Mandel bringing it strong:
The Presidents and Chancellors of the Southeastern Conference are pleased to welcome the University of Missouri to the SEC," Florida president Bernie Machen said in a release. "[Mizzou] is a prestigious academic institution with a strong athletic tradition and a culture similar to our current institutions."
With all due respect to Dr. Machen, the only part of that last sentence anyone could back up with facts is "academic institution." Missouri's "strong athletic tradition" consists of winning its last conference championship in football in 1969, despite playing in leagues largely ruled by two contenders: Oklahoma and Nebraska in the Big 8 and Oklahoma and Texas in the Big 12. Now it will be joining a conference in which five different schools have won BCS championships.
As for "a culture similar to our current institutions?" Saturdays in Columbia, Mo., in no way resemble the scene Saturday night in Tuscaloosa. But don't worry, the Tigers are joining the East; few cultures are as similar as Florida and Missouri.

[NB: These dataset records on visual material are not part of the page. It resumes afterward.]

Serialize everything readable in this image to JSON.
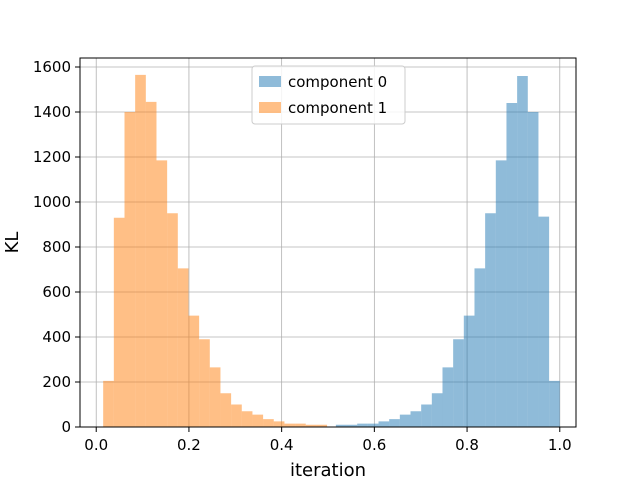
{
  "chart_data": {
    "type": "bar",
    "title": "",
    "xlabel": "iteration",
    "ylabel": "KL",
    "xlim": [
      -0.035,
      1.035
    ],
    "ylim": [
      0,
      1640
    ],
    "xticks": [
      "0.0",
      "0.2",
      "0.4",
      "0.6",
      "0.8",
      "1.0"
    ],
    "xtick_values": [
      0.0,
      0.2,
      0.4,
      0.6,
      0.8,
      1.0
    ],
    "yticks": [
      "0",
      "200",
      "400",
      "600",
      "800",
      "1000",
      "1200",
      "1400",
      "1600"
    ],
    "ytick_values": [
      0,
      200,
      400,
      600,
      800,
      1000,
      1200,
      1400,
      1600
    ],
    "grid": true,
    "legend_position": "top-center",
    "series": [
      {
        "name": "component 0",
        "color": "#1f77b4",
        "alpha": 0.5,
        "bins": [
          [
            0.517,
            0.54,
            10
          ],
          [
            0.54,
            0.563,
            10
          ],
          [
            0.563,
            0.586,
            15
          ],
          [
            0.586,
            0.609,
            15
          ],
          [
            0.609,
            0.632,
            25
          ],
          [
            0.632,
            0.655,
            35
          ],
          [
            0.655,
            0.678,
            55
          ],
          [
            0.678,
            0.701,
            70
          ],
          [
            0.701,
            0.724,
            100
          ],
          [
            0.724,
            0.747,
            150
          ],
          [
            0.747,
            0.77,
            265
          ],
          [
            0.77,
            0.793,
            390
          ],
          [
            0.793,
            0.816,
            495
          ],
          [
            0.816,
            0.839,
            705
          ],
          [
            0.839,
            0.862,
            950
          ],
          [
            0.862,
            0.885,
            1185
          ],
          [
            0.885,
            0.908,
            1440
          ],
          [
            0.908,
            0.931,
            1560
          ],
          [
            0.931,
            0.954,
            1400
          ],
          [
            0.954,
            0.977,
            935
          ],
          [
            0.977,
            1.0,
            205
          ]
        ]
      },
      {
        "name": "component 1",
        "color": "#ff7f0e",
        "alpha": 0.5,
        "bins": [
          [
            0.015,
            0.038,
            205
          ],
          [
            0.038,
            0.061,
            930
          ],
          [
            0.061,
            0.084,
            1400
          ],
          [
            0.084,
            0.107,
            1565
          ],
          [
            0.107,
            0.13,
            1445
          ],
          [
            0.13,
            0.153,
            1185
          ],
          [
            0.153,
            0.176,
            950
          ],
          [
            0.176,
            0.199,
            705
          ],
          [
            0.199,
            0.222,
            495
          ],
          [
            0.222,
            0.245,
            390
          ],
          [
            0.245,
            0.268,
            265
          ],
          [
            0.268,
            0.291,
            150
          ],
          [
            0.291,
            0.314,
            100
          ],
          [
            0.314,
            0.337,
            70
          ],
          [
            0.337,
            0.36,
            55
          ],
          [
            0.36,
            0.383,
            35
          ],
          [
            0.383,
            0.406,
            25
          ],
          [
            0.406,
            0.429,
            15
          ],
          [
            0.429,
            0.452,
            15
          ],
          [
            0.452,
            0.475,
            10
          ],
          [
            0.475,
            0.498,
            10
          ]
        ]
      }
    ]
  }
}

In its mad quest for television sets, the SEC, presumably intent on starting its own network, has irreparably diluted what had become the nation's premier product. At its core, the charm of the SEC was that it really was one of the last conferences in which all 12 schools were geographically and culturally similar. The same scene we saw Saturday night in Tuscaloosa takes place in similar variations every week in Auburn, Baton Rouge, Oxford and Athens. Visiting fans make road trips in droves, because they can. Missouri, on the other hand, is an average 600-plus miles from the rest of the conference. Walk around an SEC tailgate lot or tune in to the Paul Finebaum Show and you'll quickly learn just how poorly this move is playing with the constituents.
STAPLES: Questioning Missouri's conference move? You'd have done the same thing
New members Missouri and Texas A&M won't threaten the continued dominance of Alabama and LSU. They are likely the league's next South Carolina and Arkansas, the former of which took 20 years to reach its first conference title game, the latter of which made its first BCS bowl last year. But paired with the NCAA's recently approved stricter admissions standards and the SEC's own move last spring to cut down on oversigning, the league's golden era is likely drawing to a close.
Its top teams will still sign the best recruits, largely because those players live in the South. But we may not see too many squads quite as loaded as the pair that butted heads Saturday night. And while they'll never stop tailgating on the Quad (Tuscaloosa) or the Grove (Ole Miss), a little chunk of the league's signature charm will die the first time South Carolina plays a conference road game in the other Columbia.
The SEC obviously timed Sunday's announcement to avoid overshadowing Saturday's all-important game, but the news made for an interesting juxtaposition nonetheless. Saturday represented all that's been great about the SEC the past five years. Sunday touched off everything that will be awkward about the league in the future.